The Video Board
As you look at the video board itself, one of the first things that strikes you is the bright red coloring of the PCB. Several card makers have gone to colored boards and most users have found this to be a nice addition, especially with the wide propagation of windowed enclosures.
The backside of the board is pretty standard fare with the only notable finding being the lack of any sort of passive cooling on the memory modules. There is none to be found on any of the eight memory modules, so you might have fun later on getting some more power by adding some appropriate cooling. Having this added from the factory would have been a nice touch, but considering the relative low cost of the board, it can be forgiven.
You might have noticed the addition of an extra power cable in the pictures above. The Radeon 9500 Pro requires you to hook this added Molex into a standard 4-pin connector to run. This added power is needed to keep the memory going at full strength, so make sure to get it hooked up when you install the board.
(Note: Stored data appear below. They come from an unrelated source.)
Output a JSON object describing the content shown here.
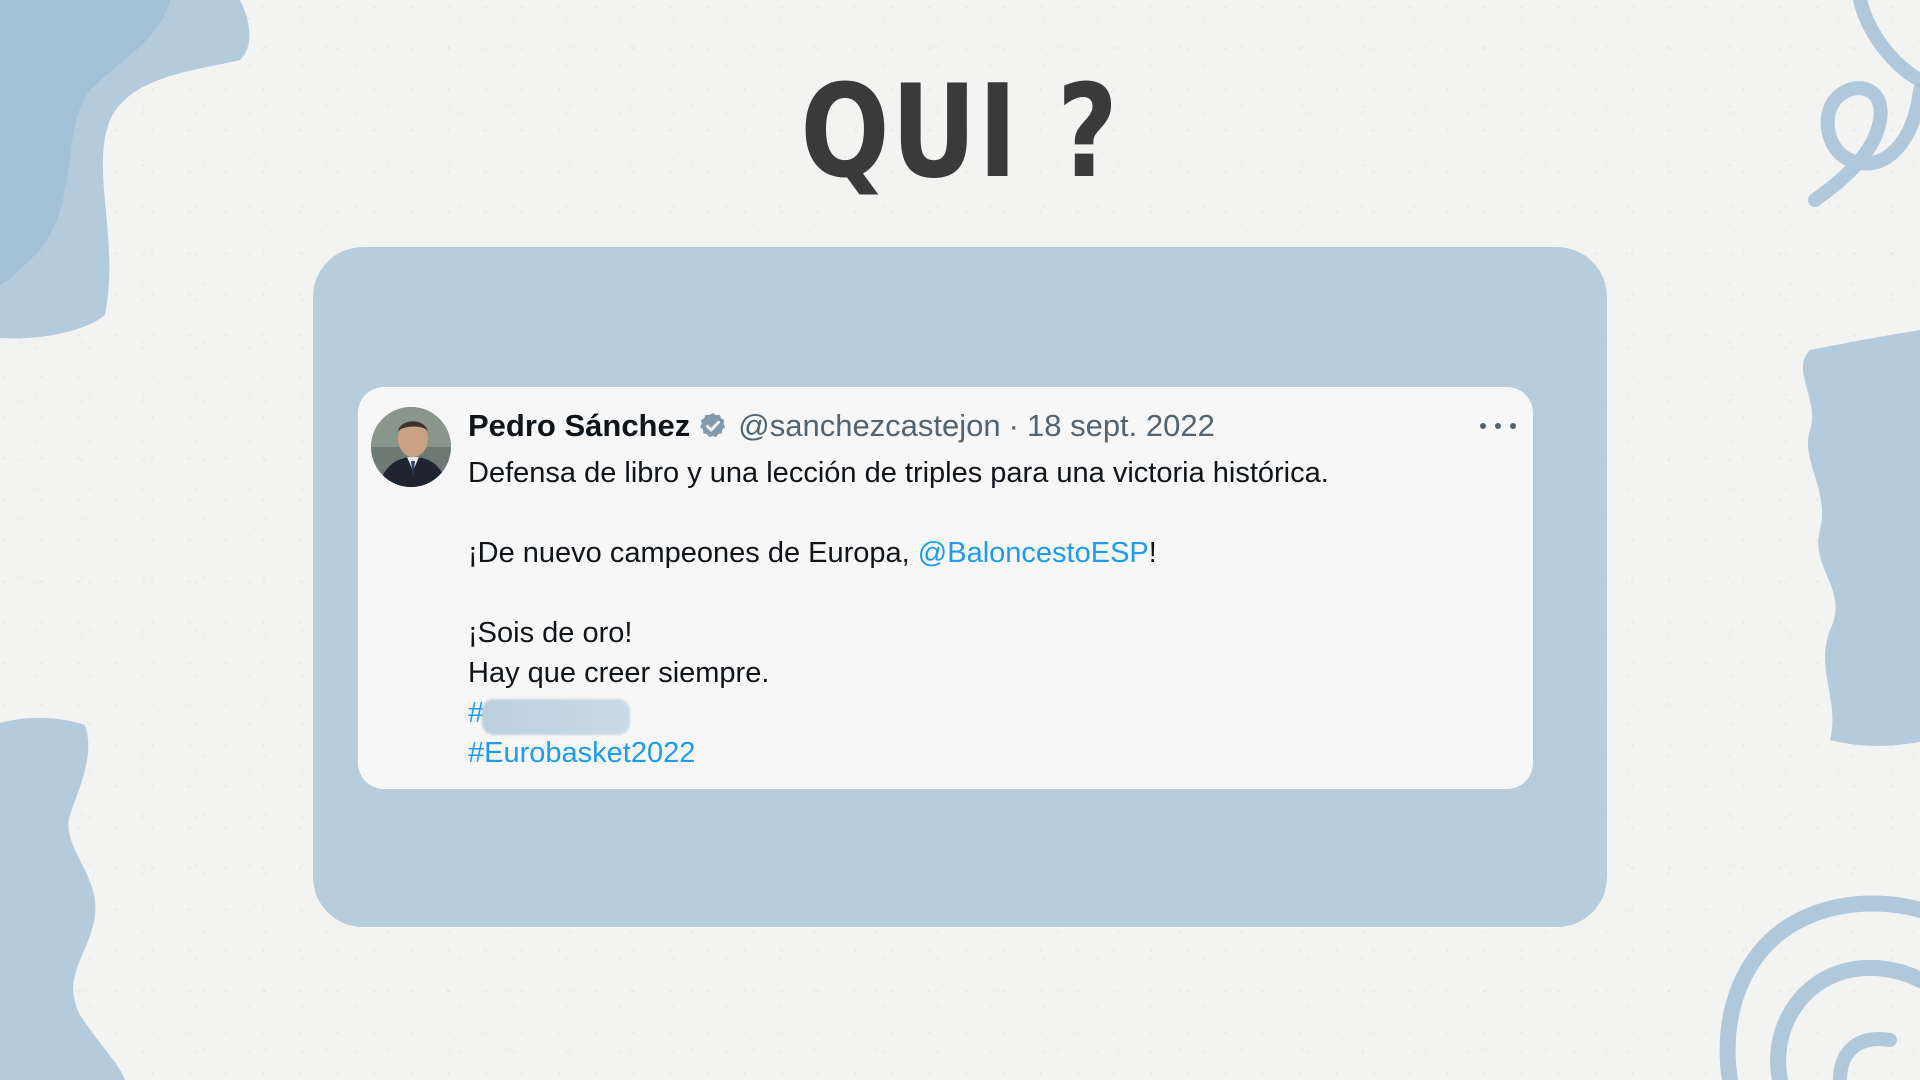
{
  "slide": {
    "title": "QUI ?"
  },
  "tweet": {
    "author": "Pedro Sánchez",
    "handle": "@sanchezcastejon",
    "separator": "·",
    "date": "18 sept. 2022",
    "verified_icon": "verified-badge-icon",
    "more_icon": "more-options-icon",
    "lines": {
      "line1": "Defensa de libro y una lección de triples para una victoria histórica.",
      "line2_prefix": "¡De nuevo campeones de Europa, ",
      "line2_mention": "@BaloncestoESP",
      "line2_suffix": "!",
      "line3": "¡Sois de oro!",
      "line4": "Hay que creer siempre.",
      "hashtag1": "#",
      "hashtag2": "#Eurobasket2022"
    }
  },
  "colors": {
    "panel": "#b7cddc",
    "link": "#1d9bf0",
    "title": "#3a3a3a",
    "decor": "#9dbdd6"
  }
}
The manual suggests that you hook it up to the Molex that goes to the hard drive and then use the pigtail to keep the hard drive powered too, but I normally prefer to give it a lead to itself. After all, most of the quality power supplies available right now have plenty of connectors coming from it, so why not make use of them?
The heatsink that covers the VPU is an orb-style unit that manages to do the job of keeping it cool. It also manages to keep the volume at a very acceptable level for those who are prone to fits of rage when their systems make too much noise.
The Sapphire Radeon 9500 Atlantis Pro offers all of the normal ports that you would expect to see on a quality video board. You'll find the standard 15-pin monitor connector, an S-Video port and a digital port for those that already use an LCD monitor. There should be no problems in hooking up to just about any display device you may have.